Dermabrasion – the procedure is able to improve the quality and texture of the skin and it is effective even in Rhinophyma.
Cosmetic surgery – permanent telangiectasias can be treated electrosurgically. Because the procedure does not improve also the facial redness, telangiectasias tend to recur over time. The maximum efficiency is nose reshaping in the severe cases of Rhinophyma.
Keep in mind!
Patients in a prolonged treatment with isotretinoin or those who have used it in the last 6-12 months, are not good candidates for surgery because they have an associated increased risk of ugly scars after the intervention. Other types of treatment should be discussed and analyzed only with the doctor, because he knows the complexity of each case.

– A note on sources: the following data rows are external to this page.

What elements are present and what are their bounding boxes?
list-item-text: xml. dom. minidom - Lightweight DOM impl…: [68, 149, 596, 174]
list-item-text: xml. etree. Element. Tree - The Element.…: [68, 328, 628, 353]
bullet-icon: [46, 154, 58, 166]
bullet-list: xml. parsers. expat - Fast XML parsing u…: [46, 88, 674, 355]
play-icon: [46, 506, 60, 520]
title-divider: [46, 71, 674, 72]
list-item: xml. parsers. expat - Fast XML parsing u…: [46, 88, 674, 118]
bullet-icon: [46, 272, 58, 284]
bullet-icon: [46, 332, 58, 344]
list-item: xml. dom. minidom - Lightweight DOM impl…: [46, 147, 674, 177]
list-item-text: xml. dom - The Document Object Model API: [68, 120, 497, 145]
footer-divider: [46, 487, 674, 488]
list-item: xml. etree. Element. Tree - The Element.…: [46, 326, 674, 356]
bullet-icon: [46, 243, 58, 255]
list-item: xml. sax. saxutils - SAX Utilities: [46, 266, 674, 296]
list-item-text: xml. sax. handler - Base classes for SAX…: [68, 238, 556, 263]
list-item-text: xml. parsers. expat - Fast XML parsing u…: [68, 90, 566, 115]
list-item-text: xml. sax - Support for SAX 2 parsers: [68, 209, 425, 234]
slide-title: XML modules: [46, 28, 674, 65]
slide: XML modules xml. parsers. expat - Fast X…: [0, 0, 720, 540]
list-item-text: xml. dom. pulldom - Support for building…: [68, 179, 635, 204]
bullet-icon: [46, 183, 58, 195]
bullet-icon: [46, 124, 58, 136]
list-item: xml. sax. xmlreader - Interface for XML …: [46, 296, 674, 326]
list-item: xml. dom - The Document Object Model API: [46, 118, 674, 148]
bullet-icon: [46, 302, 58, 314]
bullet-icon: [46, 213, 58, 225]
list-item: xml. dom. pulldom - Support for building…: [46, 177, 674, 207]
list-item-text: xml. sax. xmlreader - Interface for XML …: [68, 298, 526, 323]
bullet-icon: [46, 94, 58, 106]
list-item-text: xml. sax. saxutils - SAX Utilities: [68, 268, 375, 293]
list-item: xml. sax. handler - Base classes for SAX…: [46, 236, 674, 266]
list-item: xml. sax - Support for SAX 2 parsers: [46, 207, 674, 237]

The education and understanding of a patient with rosacea
Rosacea can be a very unpleasant disease which seriously affects the patient’s quality of life. Patients can often feel embarrassed by their symptoms and become withdrawn. In order to better handle the disease, experts recommend to patients the following things:
- To learn more about their illness and even participate in meetings and discussions with other persons affected by the disease
- To follow the doctor’s recommendations and modify their behavior according to the doctor’s advice
- To maintain relationships as good as possible with family and friends because they can provide a real support to the patient, when it is necessary.


Prevention

Because it is not know yet the exact cause of the appearance of rosacea, the disease can not be prevented. But there are certain measures that patients can take in order to diminish the risk of occurrence of the disease or the intensity of symptoms. They can try to avoid contact with various triggering agents (spicy foods, alcohol, hot baths, stress) and use special products for sensitive skin care. The reduction of symtoms is made only if the treatment is continued as it was recommended by the doctor and if the patient is careful with what cosmetic products he uses ( alcohol based products must be avoided because they irritate the skin).